ETS - Emission Trade System
Auctioning is the most transparent method for allocating emission allowances and puts into practice the principle that the polluter should pay. Businesses covered by the EU Emissions Trading System (EU ETS) have to buy an increasing proportion of allowances through auctions.
On 14 July 2021, the European Commission adopted a series of legislative proposals setting out how it intends to achieve climate neutrality in the EU by 2050, including the intermediate target of an at least 55% net reduction in greenhouse gas emissions by 2030. The package proposes to revise several pieces of EU climate legislation, including the EU ETS, Effort Sharing Regulation, transport and land use legislation, setting out in real terms the ways in which the Commission intends to reach EU climate targets under the European Green Deal.
From 2021, the UK is no longer part of the EU, however, pursuant to the Protocol of Ireland and Northern Ireland, the EU ETS applies to electricity generation located in Northern Ireland. Therefore, the UK will auction a small volume of allowances corresponding to its share in the Union-wide cap.
The allowances made available to the Innovation Fund and to the Modernisation Fund are auctioned too.
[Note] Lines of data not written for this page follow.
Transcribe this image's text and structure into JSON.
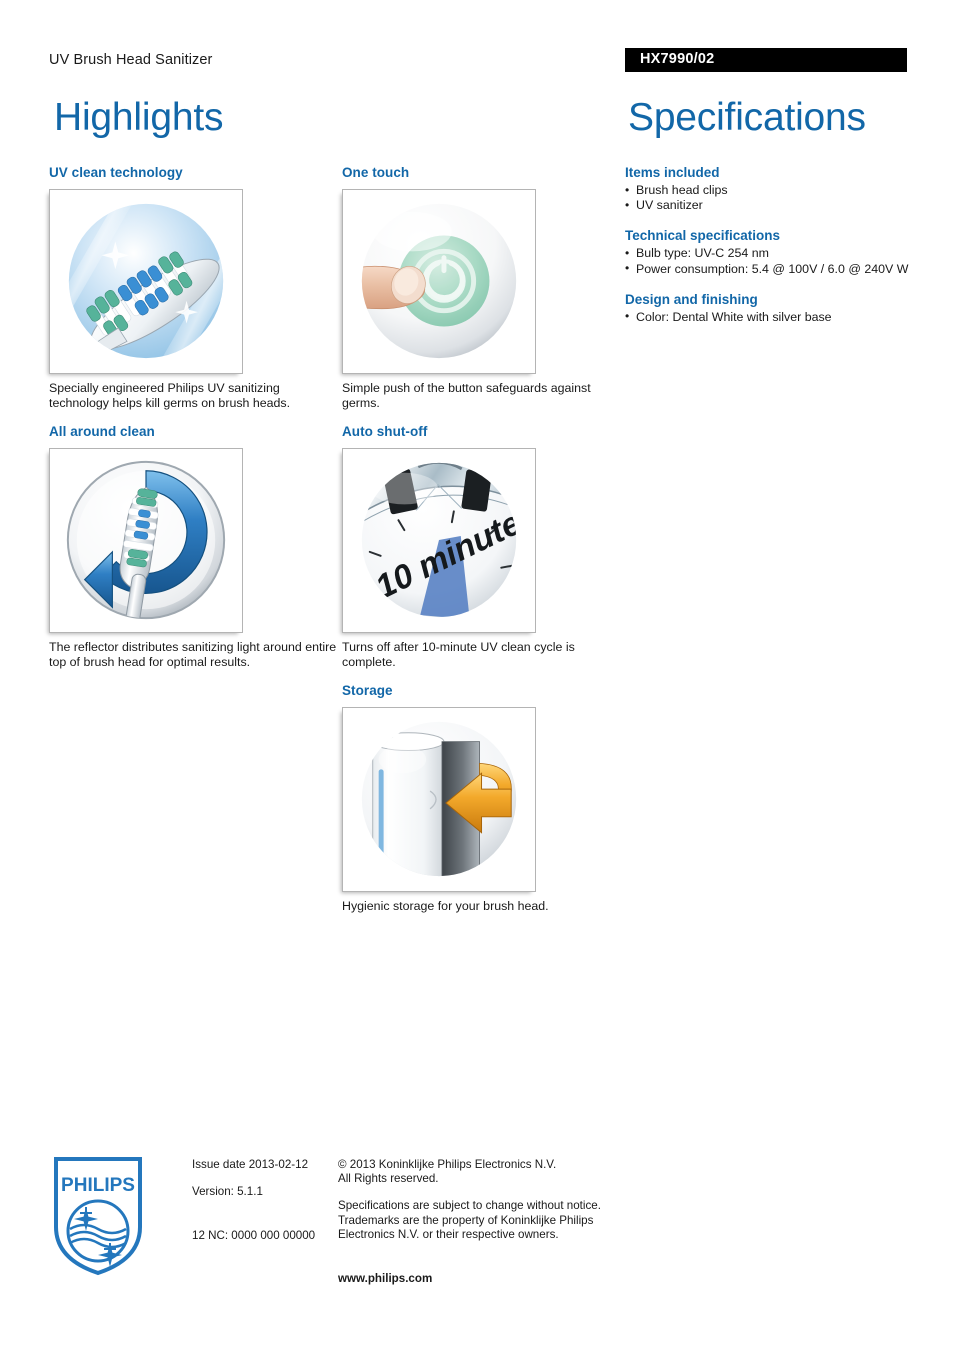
{
  "header": {
    "product_line": "UV Brush Head Sanitizer",
    "product_code": "HX7990/02",
    "highlights_title": "Highlights",
    "specifications_title": "Specifications",
    "accent_color": "#1267a8",
    "code_bar_color": "#000000"
  },
  "highlights": {
    "left": [
      {
        "heading": "UV clean technology",
        "image_name": "uv-clean-technology-image",
        "caption": "Specially engineered Philips UV sanitizing technology helps kill germs on brush heads."
      },
      {
        "heading": "All around clean",
        "image_name": "all-around-clean-image",
        "caption": "The reflector distributes sanitizing light around entire top of brush head for optimal results."
      }
    ],
    "middle": [
      {
        "heading": "One touch",
        "image_name": "one-touch-image",
        "caption": "Simple push of the button safeguards against germs."
      },
      {
        "heading": "Auto shut-off",
        "image_name": "auto-shut-off-image",
        "image_label": "10 minute",
        "caption": "Turns off after 10-minute UV clean cycle is complete."
      },
      {
        "heading": "Storage",
        "image_name": "storage-image",
        "caption": "Hygienic storage for your brush head."
      }
    ]
  },
  "specifications": [
    {
      "heading": "Items included",
      "items": [
        "Brush head clips",
        "UV sanitizer"
      ]
    },
    {
      "heading": "Technical specifications",
      "items": [
        "Bulb type: UV-C 254 nm",
        "Power consumption: 5.4 @ 100V / 6.0 @ 240V W"
      ]
    },
    {
      "heading": "Design and finishing",
      "items": [
        "Color: Dental White with silver base"
      ]
    }
  ],
  "footer": {
    "logo_wordmark": "PHILIPS",
    "issue_date": "Issue date 2013-02-12",
    "version": "Version: 5.1.1",
    "nc_code": "12 NC: 0000 000 00000",
    "copyright_line1": "© 2013 Koninklijke Philips Electronics N.V.",
    "copyright_line2": "All Rights reserved.",
    "disclaimer_line1": "Specifications are subject to change without notice.",
    "disclaimer_line2": "Trademarks are the property of Koninklijke Philips",
    "disclaimer_line3": "Electronics N.V. or their respective owners.",
    "website": "www.philips.com"
  }
}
Allowances for the stationary installations (general allowances) are auctioned, unless they are allocated for free or placed in the Market Stability Reserve (MSR).
In total, the Commission estimated that 57% of the total amount of general allowances were auctioned in phase 3. In phase 4 (2021-2030), the share of allowances to be auctioned remains the same.
In accordance with the ETS Directive, in the aviation sector, 15% of all issued aviation allowances are auctioned (see FAQ).
The Member States’ auction shares of general allowances and aviation allowances for phase 4 are published in Commission Decision (EU) 2020/2166 of 17 December 2020.